Google Cloud Dataproc is Google Cloud's fully managed Apache Spark and Hadoop service. Please make sure to install gcloud CLI by following this guide before getting started.
- One 16-core master node and 2 32-core worker nodes
- Two NVIDIA T4 for each worker node
export REGION=[Your Preferred GCP Region]
export GCS_BUCKET=[Your GCS Bucket]
export CLUSTER_NAME=[Your Cluster Name]
export NUM_GPUS=2
export NUM_WORKERS=2
gcloud dataproc clusters create $CLUSTER_NAME \
--region=$REGION \
--image-version=2.0-ubuntu18 \
--master-machine-type=n2-standard-16 \
--num-workers=$NUM_WORKERS \
--worker-accelerator=type=nvidia-tesla-t4,count=$NUM_GPUS \
--worker-machine-type=n1-highmem-32\
--num-worker-local-ssds=4 \
--initialization-actions=gs://goog-dataproc-initialization-actions-${REGION}/spark-rapids/spark-rapids.sh \
--optional-components=JUPYTER,ZEPPELIN \
--metadata=rapids-runtime=SPARK \
--bucket=$GCS_BUCKET \
--enable-component-gateway \
--subnet=default
Explanation of parameters:
- NUM_GPUS = number of GPUs to attach to each worker node in the cluster
- NUM_WORKERS = number of Spark worker nodes in the cluster
This takes around 10-15 minutes to complete. You can navigate to the Dataproc clusters tab in the Google Cloud Console to see the progress.
If you'd like to further accelerate init time to 4-5 minutes, create a custom Dataproc image using this guide.
Bash into the master node and make sure you have prepared the necessary packages and dataset by following this guide.
Note: Since there is no maven CLI in master node, so we need to manually install.
gcloud compute ssh your-name@your-cluster-m --zone your-zone
sudo apt-get install maven -y
Then create a directory in HDFS, and run below commands,
[xgboost4j_spark_python]$ hadoop fs -mkdir /tmp/xgboost4j_spark_python
[xgboost4j_spark_python]$ hadoop fs -copyFromLocal ${SPARK_XGBOOST_DIR}/mortgage/* /tmp/xgboost4j_spark_python
Please make sure to install the XGBoost, cudf-cu11, numpy libraries on all nodes before running XGBoost application.
pip install xgboost
pip install cudf-cu11 --extra-index-url=https://pypi.nvidia.com
pip install numpy
pip install scikit-learn
You can also create an isolated python environment by using Virtualenv, and then directly pass/unpack the archive file and enable the environment on executors by leveraging the --archives option or spark.archives configuration.

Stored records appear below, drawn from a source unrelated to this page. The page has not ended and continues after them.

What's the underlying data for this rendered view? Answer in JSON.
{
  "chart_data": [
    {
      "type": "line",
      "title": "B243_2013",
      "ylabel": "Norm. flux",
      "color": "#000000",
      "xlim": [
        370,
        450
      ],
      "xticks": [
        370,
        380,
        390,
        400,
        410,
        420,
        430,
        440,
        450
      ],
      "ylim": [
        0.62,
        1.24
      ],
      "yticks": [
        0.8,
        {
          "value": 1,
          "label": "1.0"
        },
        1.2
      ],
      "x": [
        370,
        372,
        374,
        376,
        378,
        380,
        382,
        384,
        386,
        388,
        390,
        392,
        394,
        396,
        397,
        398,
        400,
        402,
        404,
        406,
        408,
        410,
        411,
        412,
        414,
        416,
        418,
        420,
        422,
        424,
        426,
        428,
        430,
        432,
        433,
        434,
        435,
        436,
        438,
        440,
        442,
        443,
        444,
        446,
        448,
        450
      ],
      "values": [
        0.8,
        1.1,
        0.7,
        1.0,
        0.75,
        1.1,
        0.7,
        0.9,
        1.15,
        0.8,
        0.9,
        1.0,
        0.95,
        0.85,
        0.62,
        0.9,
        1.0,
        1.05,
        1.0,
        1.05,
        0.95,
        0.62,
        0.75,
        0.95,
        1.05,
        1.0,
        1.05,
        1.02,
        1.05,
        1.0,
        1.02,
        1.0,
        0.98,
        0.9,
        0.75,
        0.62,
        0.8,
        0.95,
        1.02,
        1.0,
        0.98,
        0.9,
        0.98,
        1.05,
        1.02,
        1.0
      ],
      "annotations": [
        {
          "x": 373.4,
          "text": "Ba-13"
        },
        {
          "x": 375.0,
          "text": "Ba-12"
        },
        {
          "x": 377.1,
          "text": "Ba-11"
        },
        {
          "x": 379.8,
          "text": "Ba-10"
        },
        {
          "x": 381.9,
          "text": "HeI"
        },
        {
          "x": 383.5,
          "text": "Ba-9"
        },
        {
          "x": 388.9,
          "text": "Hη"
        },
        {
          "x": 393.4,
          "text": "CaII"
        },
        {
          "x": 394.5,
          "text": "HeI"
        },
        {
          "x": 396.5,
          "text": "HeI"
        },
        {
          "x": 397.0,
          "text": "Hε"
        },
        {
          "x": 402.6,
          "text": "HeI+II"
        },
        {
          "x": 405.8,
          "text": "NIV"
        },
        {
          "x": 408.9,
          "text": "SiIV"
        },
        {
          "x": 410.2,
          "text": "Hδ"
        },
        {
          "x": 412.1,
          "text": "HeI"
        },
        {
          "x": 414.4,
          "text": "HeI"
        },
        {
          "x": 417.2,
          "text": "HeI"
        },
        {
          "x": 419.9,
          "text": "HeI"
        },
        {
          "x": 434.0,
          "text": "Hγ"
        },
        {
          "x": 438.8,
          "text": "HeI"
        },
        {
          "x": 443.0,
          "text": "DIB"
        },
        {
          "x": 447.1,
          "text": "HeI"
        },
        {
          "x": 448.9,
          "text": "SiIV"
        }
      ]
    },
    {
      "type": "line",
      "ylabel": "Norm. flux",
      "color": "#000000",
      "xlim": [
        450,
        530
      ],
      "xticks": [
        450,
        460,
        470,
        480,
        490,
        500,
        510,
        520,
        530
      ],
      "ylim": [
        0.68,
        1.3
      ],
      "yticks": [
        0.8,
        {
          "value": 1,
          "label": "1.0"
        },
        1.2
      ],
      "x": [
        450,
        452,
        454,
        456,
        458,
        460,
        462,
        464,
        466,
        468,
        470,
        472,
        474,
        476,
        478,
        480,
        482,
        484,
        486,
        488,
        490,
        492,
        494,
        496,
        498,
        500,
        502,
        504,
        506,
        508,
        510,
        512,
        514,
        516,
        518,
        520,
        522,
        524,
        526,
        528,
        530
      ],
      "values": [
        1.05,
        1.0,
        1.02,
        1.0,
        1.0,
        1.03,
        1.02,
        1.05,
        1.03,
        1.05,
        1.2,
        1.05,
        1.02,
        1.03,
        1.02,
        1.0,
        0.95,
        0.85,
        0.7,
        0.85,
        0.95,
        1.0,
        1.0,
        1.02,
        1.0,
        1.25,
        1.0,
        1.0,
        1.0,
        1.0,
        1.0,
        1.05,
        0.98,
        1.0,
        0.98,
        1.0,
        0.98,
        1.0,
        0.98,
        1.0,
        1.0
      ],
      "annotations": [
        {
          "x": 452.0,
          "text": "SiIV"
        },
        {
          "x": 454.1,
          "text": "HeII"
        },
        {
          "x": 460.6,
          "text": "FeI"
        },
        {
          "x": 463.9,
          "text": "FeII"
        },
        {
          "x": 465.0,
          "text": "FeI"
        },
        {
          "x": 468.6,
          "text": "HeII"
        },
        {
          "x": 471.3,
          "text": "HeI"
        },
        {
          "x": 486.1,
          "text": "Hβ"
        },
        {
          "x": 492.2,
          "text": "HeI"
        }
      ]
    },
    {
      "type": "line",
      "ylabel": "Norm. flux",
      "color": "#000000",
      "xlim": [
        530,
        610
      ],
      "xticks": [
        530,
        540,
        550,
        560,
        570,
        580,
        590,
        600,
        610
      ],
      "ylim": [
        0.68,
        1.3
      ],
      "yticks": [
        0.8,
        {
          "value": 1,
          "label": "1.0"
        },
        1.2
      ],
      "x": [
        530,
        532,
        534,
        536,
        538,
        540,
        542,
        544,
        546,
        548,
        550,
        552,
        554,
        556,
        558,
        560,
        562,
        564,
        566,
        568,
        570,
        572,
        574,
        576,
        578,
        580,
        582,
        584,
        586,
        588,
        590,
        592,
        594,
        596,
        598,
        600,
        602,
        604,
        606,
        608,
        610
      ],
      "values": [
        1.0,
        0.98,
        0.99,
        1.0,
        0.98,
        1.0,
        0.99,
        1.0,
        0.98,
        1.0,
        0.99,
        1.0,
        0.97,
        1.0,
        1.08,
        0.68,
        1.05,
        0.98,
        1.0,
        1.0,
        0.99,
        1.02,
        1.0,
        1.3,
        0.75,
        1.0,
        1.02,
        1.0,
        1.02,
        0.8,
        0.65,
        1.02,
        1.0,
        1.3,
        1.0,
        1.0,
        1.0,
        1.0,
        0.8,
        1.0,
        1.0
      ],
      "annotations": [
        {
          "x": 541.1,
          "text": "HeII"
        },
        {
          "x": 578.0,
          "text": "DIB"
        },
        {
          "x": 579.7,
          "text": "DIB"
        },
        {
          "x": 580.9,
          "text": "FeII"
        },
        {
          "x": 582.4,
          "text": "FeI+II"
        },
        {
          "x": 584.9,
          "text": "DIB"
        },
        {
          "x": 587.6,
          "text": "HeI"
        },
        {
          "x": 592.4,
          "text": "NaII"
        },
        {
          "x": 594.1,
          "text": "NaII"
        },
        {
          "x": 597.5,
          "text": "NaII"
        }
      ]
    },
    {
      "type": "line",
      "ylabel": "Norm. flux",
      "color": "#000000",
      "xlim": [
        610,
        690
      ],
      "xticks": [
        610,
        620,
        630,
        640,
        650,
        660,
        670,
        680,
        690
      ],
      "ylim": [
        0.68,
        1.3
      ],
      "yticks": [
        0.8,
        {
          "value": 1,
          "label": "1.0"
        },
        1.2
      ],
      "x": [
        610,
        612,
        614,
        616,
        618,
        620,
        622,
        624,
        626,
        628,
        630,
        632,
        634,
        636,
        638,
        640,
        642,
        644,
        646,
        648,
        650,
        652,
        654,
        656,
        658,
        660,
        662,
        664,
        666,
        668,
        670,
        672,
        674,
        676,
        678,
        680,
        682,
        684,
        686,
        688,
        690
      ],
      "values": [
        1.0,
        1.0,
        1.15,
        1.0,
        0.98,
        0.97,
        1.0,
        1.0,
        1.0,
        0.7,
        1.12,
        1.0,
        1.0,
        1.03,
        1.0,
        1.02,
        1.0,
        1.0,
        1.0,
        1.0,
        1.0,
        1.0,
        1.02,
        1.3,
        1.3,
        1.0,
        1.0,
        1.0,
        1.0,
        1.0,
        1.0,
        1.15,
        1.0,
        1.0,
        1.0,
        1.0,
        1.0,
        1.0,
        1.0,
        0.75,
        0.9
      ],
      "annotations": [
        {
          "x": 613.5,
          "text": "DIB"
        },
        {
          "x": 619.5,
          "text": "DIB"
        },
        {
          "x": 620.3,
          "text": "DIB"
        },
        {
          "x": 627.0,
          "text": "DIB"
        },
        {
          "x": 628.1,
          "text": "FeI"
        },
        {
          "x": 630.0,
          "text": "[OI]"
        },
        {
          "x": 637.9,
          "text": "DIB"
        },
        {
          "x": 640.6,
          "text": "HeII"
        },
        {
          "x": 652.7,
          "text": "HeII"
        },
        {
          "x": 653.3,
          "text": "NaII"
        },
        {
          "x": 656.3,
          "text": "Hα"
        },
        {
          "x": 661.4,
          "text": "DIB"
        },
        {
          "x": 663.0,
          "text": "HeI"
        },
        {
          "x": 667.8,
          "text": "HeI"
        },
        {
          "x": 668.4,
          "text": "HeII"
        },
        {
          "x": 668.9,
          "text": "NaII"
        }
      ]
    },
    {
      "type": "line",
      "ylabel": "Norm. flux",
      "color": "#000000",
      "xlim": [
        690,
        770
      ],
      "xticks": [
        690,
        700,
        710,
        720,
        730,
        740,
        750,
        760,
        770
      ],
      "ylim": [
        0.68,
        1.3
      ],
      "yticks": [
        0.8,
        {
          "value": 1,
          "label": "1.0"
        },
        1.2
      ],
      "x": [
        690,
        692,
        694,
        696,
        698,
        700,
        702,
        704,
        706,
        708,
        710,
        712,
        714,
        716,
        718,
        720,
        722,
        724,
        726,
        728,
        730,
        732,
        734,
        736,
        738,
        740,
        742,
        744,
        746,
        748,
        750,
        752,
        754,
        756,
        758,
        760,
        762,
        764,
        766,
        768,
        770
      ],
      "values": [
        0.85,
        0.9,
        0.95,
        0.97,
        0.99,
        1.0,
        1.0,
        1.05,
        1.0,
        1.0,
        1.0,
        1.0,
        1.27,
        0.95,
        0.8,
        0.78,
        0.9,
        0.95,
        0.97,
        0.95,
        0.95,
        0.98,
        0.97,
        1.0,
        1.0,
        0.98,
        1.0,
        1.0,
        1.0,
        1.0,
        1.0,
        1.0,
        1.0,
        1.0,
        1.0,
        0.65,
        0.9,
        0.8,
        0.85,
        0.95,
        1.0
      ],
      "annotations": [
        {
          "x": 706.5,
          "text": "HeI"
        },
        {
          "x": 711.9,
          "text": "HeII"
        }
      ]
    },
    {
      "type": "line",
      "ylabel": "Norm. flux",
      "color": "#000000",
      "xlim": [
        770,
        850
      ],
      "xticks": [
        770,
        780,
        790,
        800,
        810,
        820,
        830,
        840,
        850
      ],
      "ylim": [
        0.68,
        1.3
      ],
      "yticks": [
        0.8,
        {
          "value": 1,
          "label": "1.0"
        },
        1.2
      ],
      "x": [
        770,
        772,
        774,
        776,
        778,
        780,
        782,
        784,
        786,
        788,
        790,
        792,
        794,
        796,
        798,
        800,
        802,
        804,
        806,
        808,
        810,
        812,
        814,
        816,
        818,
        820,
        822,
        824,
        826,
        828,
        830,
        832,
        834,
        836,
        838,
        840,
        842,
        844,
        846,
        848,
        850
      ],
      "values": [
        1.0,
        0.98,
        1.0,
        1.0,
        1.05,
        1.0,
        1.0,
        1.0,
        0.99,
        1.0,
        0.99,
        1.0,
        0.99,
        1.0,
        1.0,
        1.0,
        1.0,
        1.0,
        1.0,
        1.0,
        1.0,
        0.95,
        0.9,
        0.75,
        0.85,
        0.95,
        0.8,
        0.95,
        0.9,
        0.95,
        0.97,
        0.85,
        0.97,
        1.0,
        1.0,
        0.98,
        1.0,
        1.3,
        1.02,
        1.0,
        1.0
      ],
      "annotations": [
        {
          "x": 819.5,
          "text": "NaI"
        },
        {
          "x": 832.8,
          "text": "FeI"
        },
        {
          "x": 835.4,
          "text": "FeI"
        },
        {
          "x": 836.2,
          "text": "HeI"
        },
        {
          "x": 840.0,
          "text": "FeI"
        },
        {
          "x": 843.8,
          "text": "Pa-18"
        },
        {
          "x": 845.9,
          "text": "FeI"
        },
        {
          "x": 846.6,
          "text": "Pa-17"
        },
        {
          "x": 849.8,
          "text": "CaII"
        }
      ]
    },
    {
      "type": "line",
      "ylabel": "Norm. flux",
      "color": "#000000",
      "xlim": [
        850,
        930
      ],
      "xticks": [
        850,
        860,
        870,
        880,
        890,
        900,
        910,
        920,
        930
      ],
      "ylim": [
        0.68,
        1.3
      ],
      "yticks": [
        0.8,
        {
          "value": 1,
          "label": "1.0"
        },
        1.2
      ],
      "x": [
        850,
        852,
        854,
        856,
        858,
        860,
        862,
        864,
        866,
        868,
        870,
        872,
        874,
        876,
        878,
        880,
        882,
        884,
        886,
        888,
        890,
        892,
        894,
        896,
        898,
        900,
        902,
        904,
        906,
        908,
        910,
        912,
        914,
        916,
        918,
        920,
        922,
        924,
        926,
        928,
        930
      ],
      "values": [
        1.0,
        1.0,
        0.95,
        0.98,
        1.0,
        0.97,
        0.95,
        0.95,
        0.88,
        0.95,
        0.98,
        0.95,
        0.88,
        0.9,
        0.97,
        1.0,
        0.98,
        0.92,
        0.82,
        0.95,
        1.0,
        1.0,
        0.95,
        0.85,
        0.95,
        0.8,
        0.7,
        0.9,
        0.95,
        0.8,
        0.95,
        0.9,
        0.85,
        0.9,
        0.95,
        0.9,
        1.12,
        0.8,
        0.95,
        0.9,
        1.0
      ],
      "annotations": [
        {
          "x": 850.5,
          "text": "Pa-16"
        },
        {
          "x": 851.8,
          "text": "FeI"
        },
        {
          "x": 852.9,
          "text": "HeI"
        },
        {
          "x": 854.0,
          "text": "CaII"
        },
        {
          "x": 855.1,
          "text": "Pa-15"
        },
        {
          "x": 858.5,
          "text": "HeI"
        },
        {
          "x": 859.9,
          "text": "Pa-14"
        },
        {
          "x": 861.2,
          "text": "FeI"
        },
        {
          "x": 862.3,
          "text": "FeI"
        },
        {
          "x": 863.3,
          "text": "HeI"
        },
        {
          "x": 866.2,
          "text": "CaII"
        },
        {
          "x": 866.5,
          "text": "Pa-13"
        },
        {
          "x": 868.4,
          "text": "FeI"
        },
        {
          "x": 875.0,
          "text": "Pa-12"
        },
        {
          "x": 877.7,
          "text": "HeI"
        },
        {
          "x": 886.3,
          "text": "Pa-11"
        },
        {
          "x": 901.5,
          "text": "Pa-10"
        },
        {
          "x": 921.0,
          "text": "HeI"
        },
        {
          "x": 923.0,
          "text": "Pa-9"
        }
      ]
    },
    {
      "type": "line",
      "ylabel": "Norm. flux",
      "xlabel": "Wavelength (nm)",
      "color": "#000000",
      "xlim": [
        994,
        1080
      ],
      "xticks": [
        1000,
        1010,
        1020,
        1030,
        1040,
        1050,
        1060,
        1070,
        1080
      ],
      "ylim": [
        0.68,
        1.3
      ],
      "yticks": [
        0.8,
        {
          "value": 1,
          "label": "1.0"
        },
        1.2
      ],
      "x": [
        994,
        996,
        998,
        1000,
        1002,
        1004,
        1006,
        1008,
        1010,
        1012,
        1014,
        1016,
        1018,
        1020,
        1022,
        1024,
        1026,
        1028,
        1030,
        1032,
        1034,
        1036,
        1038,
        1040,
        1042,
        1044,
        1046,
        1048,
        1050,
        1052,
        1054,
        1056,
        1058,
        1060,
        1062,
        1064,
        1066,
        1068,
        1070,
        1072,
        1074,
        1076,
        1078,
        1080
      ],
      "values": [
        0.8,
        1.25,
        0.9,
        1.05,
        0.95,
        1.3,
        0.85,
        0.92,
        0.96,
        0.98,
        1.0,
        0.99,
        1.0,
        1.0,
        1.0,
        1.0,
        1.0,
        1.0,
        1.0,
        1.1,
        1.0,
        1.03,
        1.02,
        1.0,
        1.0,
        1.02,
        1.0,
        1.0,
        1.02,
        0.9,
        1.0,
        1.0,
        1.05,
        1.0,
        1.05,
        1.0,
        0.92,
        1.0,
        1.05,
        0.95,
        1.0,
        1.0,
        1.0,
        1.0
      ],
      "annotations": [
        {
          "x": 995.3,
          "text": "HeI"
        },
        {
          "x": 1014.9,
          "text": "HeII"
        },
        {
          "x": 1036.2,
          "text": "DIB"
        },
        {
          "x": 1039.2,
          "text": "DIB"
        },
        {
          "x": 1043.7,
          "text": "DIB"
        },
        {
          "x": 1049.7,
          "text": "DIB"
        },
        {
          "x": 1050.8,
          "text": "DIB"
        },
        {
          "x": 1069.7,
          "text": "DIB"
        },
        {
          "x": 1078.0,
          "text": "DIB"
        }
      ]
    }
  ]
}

# create an isolated python environment and install libraries
python -m venv pyspark_venv
source pyspark_venv/bin/activate
pip install xgboost
pip install cudf-cu11 --extra-index-url=https://pypi.nvidia.com
pip install numpy
pip install scikit-learn
pip install venv-pack
venv-pack -o pyspark_venv.tar.gz
# enable archive python environment on executors
export PYSPARK_DRIVER_PYTHON=python # Do not set in cluster modes.
export PYSPARK_PYTHON=./environment/bin/python
spark-submit --archives pyspark_venv.tar.gz#environment app.py
Bash into the master node and start up the notebook.
jupyter notebook --ip=0.0.0.0 --port=8124 --no-browser
If you want to remote access the notebook from local, please reserve an external static IP address first:
- Access the IP addresses page through the navigation menu:
VPC network
->IP addresses
- Click the
RESERVE EXTERNAL STATIC ADDRESS
button - Attached the static address to the master node of your cluster
- Then you can access and run the notebook from the browser in local using the reserved address.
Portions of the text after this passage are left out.